Some friends may worry that if their mobile phones do not have this function of automatically triggering flash memory garbage collection after long-term charging, what should they do? In fact, it is easy to solve, because when the garbage collection mechanism "deletes" a file, although the file itself does not disappear immediately, the flash memory area where it is located has been marked as a "usable" blank area. So we just need to copy a large number of files that do not involve privacy content to the mobile phone at one time (for example, you can transfer hundreds of GB of Calabash Brothers to the mobile phone at one time), and these newly written files will directly overwrite the physical location of the "deleted" files on the flash memory.

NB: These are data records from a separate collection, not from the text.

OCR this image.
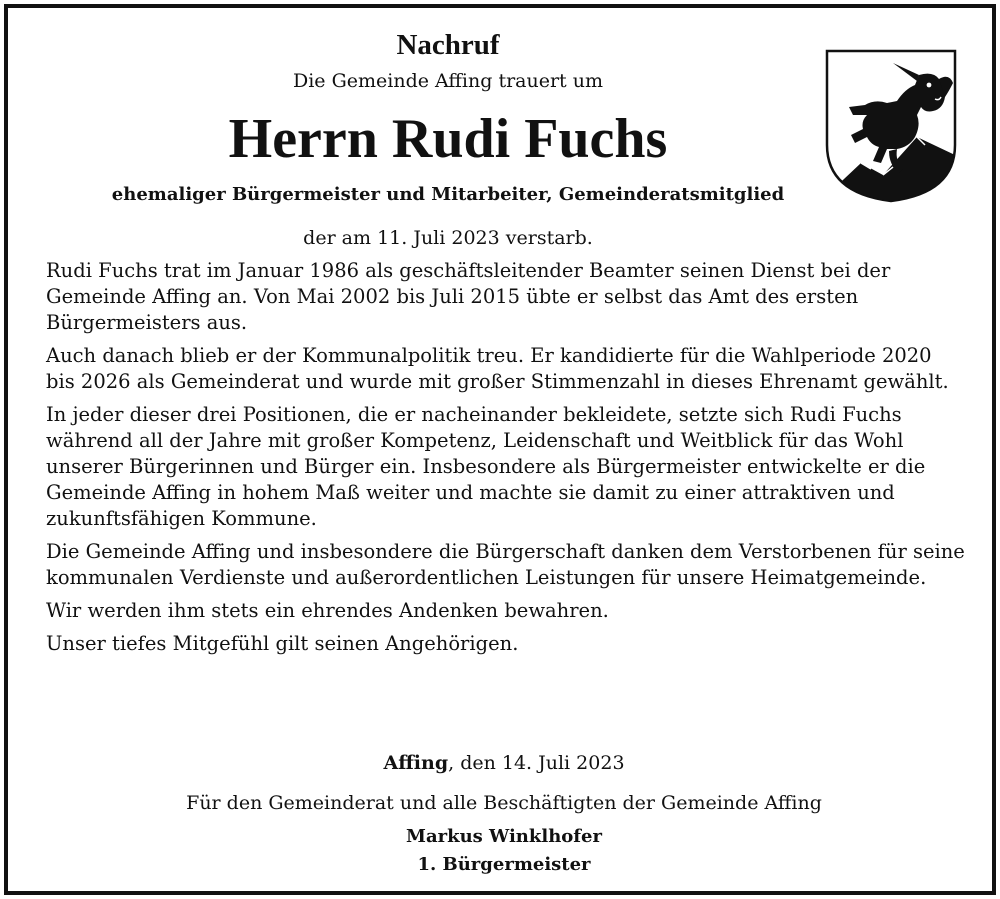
Nachruf
Die Gemeinde Affing trauert um
Herrn Rudi Fuchs
ehemaliger Bürgermeister und Mitarbeiter, Gemeinderatsmitglied
der am 11. Juli 2023 verstarb.

Rudi Fuchs trat im Januar 1986 als geschäftsleitender Beamter seinen Dienst bei der Gemeinde Affing an. Von Mai 2002 bis Juli 2015 übte er selbst das Amt des ersten Bürgermeisters aus.

Auch danach blieb er der Kommunalpolitik treu. Er kandidierte für die Wahlperiode 2020 bis 2026 als Gemeinderat und wurde mit großer Stimmenzahl in dieses Ehrenamt gewählt.

In jeder dieser drei Positionen, die er nacheinander bekleidete, setzte sich Rudi Fuchs während all der Jahre mit großer Kompetenz, Leidenschaft und Weitblick für das Wohl unserer Bürgerinnen und Bürger ein. Insbesondere als Bürgermeister entwickelte er die Gemeinde Affing in hohem Maß weiter und machte sie damit zu einer attraktiven und zukunftsfähigen Kommune.

Die Gemeinde Affing und insbesondere die Bürgerschaft danken dem Verstorbenen für seine kommunalen Verdienste und außerordentlichen Leistungen für unsere Heimatgemeinde.

Wir werden ihm stets ein ehrendes Andenken bewahren.

Unser tiefes Mitgefühl gilt seinen Angehörigen.

Affing, den 14. Juli 2023
Für den Gemeinderat und alle Beschäftigten der Gemeinde Affing
Markus Winklhofer
1. Bürgermeister
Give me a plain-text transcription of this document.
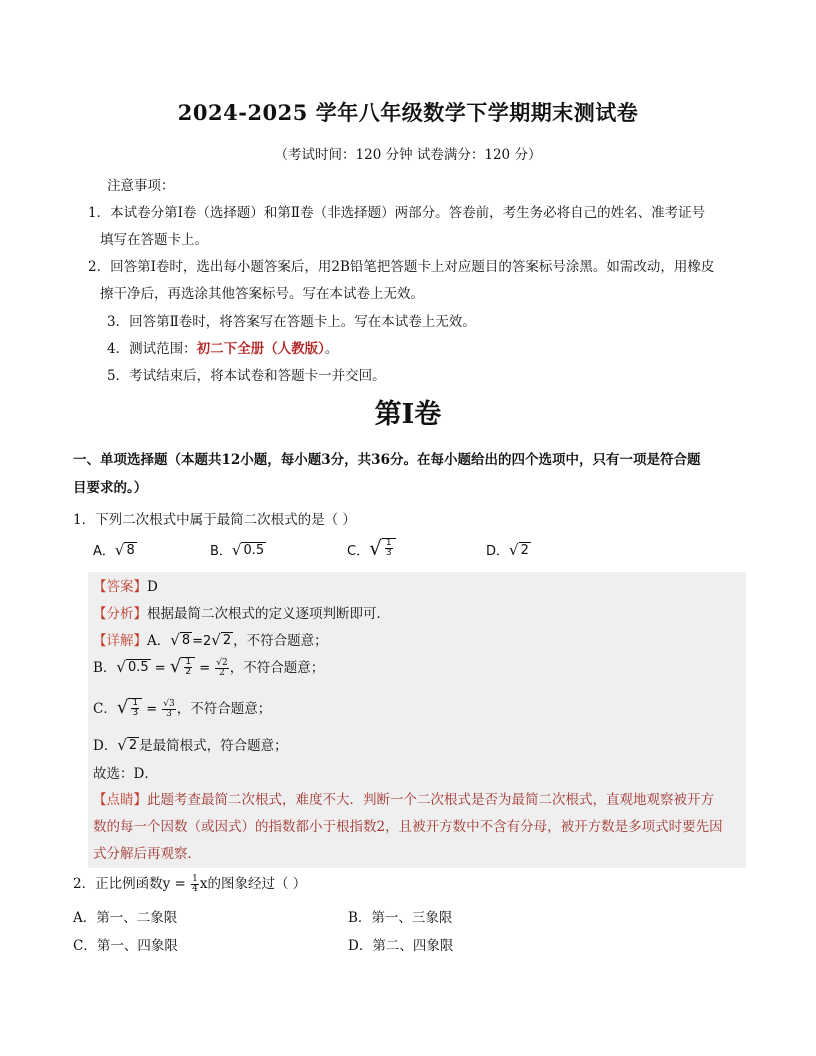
2024-2025 学年八年级数学下学期期末测试卷
（考试时间：120 分钟 试卷满分：120 分）
注意事项：
1．本试卷分第Ⅰ卷（选择题）和第Ⅱ卷（非选择题）两部分。答卷前，考生务必将自己的姓名、准考证号
填写在答题卡上。
2．回答第Ⅰ卷时，选出每小题答案后，用2B铅笔把答题卡上对应题目的答案标号涂黑。如需改动，用橡皮
擦干净后，再选涂其他答案标号。写在本试卷上无效。
3．回答第Ⅱ卷时，将答案写在答题卡上。写在本试卷上无效。
4．测试范围：初二下全册（人教版）。
5．考试结束后，将本试卷和答题卡一并交回。
第Ⅰ卷
一、单项选择题（本题共12小题，每小题3分，共36分。在每小题给出的四个选项中，只有一项是符合题
目要求的。）
1．下列二次根式中属于最简二次根式的是（ ）
A． √ 8	B． √ 0.5	C． √ $\frac{1}{3}$	D． √ 2
【答案】D
【分析】根据最简二次根式的定义逐项判断即可．
【详解】A． √ 8 =2 √ 2 ，不符合题意；
B． √ 0.5 = √ $\frac{1}{2} = \frac{√2}{2}$ ，不符合题意；
C． √ $\frac{1}{3} = \frac{√3}{3}$ ，不符合题意；
D． √ 2 是最简根式，符合题意；
故选：D．
【点睛】此题考查最简二次根式，难度不大．判断一个二次根式是否为最简二次根式，直观地观察被开方
数的每一个因数（或因式）的指数都小于根指数2，且被开方数中不含有分母，被开方数是多项式时要先因
式分解后再观察．
2．正比例函数$y = \frac{1}{4}$ x的图象经过（ ）
A．第一、二象限	B．第一、三象限
C．第一、四象限	D．第二、四象限
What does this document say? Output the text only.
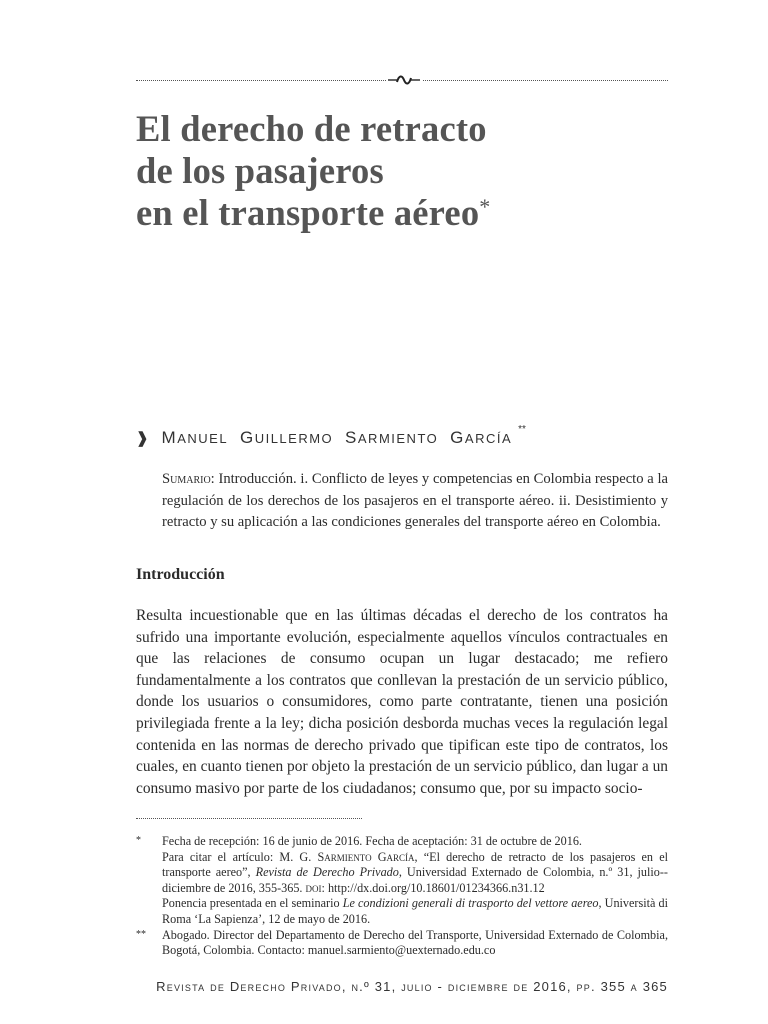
El derecho de retracto
de los pasajeros
en el transporte aéreo*
❱ MANUEL GUILLERMO SARMIENTO GARCÍA **
Sumario: Introducción. i. Conflicto de leyes y competencias en Colombia respecto a la regulación de los derechos de los pasajeros en el transporte aéreo. ii. Desistimiento y retracto y su aplicación a las condiciones generales del transporte aéreo en Colombia.
Introducción

Resulta incuestionable que en las últimas décadas el derecho de los contratos ha sufrido una importante evolución, especialmente aquellos vínculos contractuales en que las relaciones de consumo ocupan un lugar destacado; me refiero fundamentalmente a los contratos que conllevan la prestación de un servicio público, donde los usuarios o consumidores, como parte contratante, tienen una posición privilegiada frente a la ley; dicha posición desborda muchas veces la regulación legal contenida en las normas de derecho privado que tipifican este tipo de contratos, los cuales, en cuanto tienen por objeto la prestación de un servicio público, dan lugar a un consumo masivo por parte de los ciudadanos; consumo que, por su impacto socio-

* Fecha de recepción: 16 de junio de 2016. Fecha de aceptación: 31 de octubre de 2016.
Para citar el artículo: M. G. Sarmiento García, “El derecho de retracto de los pasajeros en el transporte aereo”, Revista de Derecho Privado, Universidad Externado de Colombia, n.º 31, julio--diciembre de 2016, 355-365. doi: http://dx.doi.org/10.18601/01234366.n31.12
Ponencia presentada en el seminario Le condizioni generali di trasporto del vettore aereo, Università di Roma ‘La Sapienza’, 12 de mayo de 2016.
** Abogado. Director del Departamento de Derecho del Transporte, Universidad Externado de Colombia, Bogotá, Colombia. Contacto: manuel.sarmiento@uexternado.edu.co
Revista de Derecho Privado, n.º 31, julio - diciembre de 2016, pp. 355 a 365
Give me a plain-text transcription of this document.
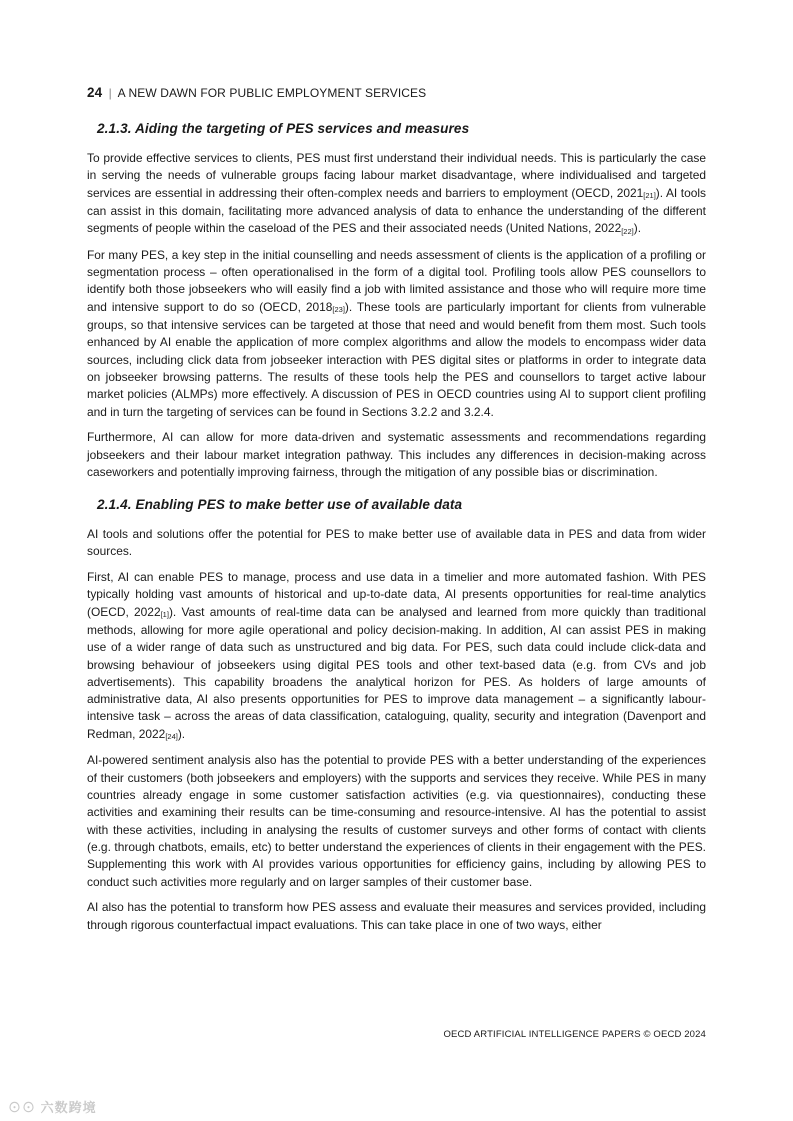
24 | A NEW DAWN FOR PUBLIC EMPLOYMENT SERVICES
2.1.3. Aiding the targeting of PES services and measures

To provide effective services to clients, PES must first understand their individual needs. This is particularly the case in serving the needs of vulnerable groups facing labour market disadvantage, where individualised and targeted services are essential in addressing their often-complex needs and barriers to employment (OECD, 2021[21]). AI tools can assist in this domain, facilitating more advanced analysis of data to enhance the understanding of the different segments of people within the caseload of the PES and their associated needs (United Nations, 2022[22]).

For many PES, a key step in the initial counselling and needs assessment of clients is the application of a profiling or segmentation process – often operationalised in the form of a digital tool. Profiling tools allow PES counsellors to identify both those jobseekers who will easily find a job with limited assistance and those who will require more time and intensive support to do so (OECD, 2018[23]). These tools are particularly important for clients from vulnerable groups, so that intensive services can be targeted at those that need and would benefit from them most. Such tools enhanced by AI enable the application of more complex algorithms and allow the models to encompass wider data sources, including click data from jobseeker interaction with PES digital sites or platforms in order to integrate data on jobseeker browsing patterns. The results of these tools help the PES and counsellors to target active labour market policies (ALMPs) more effectively. A discussion of PES in OECD countries using AI to support client profiling and in turn the targeting of services can be found in Sections 3.2.2 and 3.2.4.

Furthermore, AI can allow for more data-driven and systematic assessments and recommendations regarding jobseekers and their labour market integration pathway. This includes any differences in decision-making across caseworkers and potentially improving fairness, through the mitigation of any possible bias or discrimination.

2.1.4. Enabling PES to make better use of available data

AI tools and solutions offer the potential for PES to make better use of available data in PES and data from wider sources.

First, AI can enable PES to manage, process and use data in a timelier and more automated fashion. With PES typically holding vast amounts of historical and up-to-date data, AI presents opportunities for real-time analytics (OECD, 2022[1]). Vast amounts of real-time data can be analysed and learned from more quickly than traditional methods, allowing for more agile operational and policy decision-making. In addition, AI can assist PES in making use of a wider range of data such as unstructured and big data. For PES, such data could include click-data and browsing behaviour of jobseekers using digital PES tools and other text-based data (e.g. from CVs and job advertisements). This capability broadens the analytical horizon for PES. As holders of large amounts of administrative data, AI also presents opportunities for PES to improve data management – a significantly labour-intensive task – across the areas of data classification, cataloguing, quality, security and integration (Davenport and Redman, 2022[24]).

AI-powered sentiment analysis also has the potential to provide PES with a better understanding of the experiences of their customers (both jobseekers and employers) with the supports and services they receive. While PES in many countries already engage in some customer satisfaction activities (e.g. via questionnaires), conducting these activities and examining their results can be time-consuming and resource-intensive. AI has the potential to assist with these activities, including in analysing the results of customer surveys and other forms of contact with clients (e.g. through chatbots, emails, etc) to better understand the experiences of clients in their engagement with the PES. Supplementing this work with AI provides various opportunities for efficiency gains, including by allowing PES to conduct such activities more regularly and on larger samples of their customer base.

AI also has the potential to transform how PES assess and evaluate their measures and services provided, including through rigorous counterfactual impact evaluations. This can take place in one of two ways, either

OECD ARTIFICIAL INTELLIGENCE PAPERS © OECD 2024
⊙⊙ 六数跨境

Then we restore the phone to factory settings, and the file information retained in the flash memory at this time is already the newly written insignificant files.

Of course, we can even repeat the operation of "restore factory settings - copy in irrelevant large-capacity new files" several times to completely ensure that the important data in the phone is completely overwritten. Imagine that a malicious second-hand mobile phone store takes the newly received mobile phone and tries to recover the user's private data. In the end, what is recovered is hundreds of GB of useless files. Isn't this a surprisingly pleasant feeling?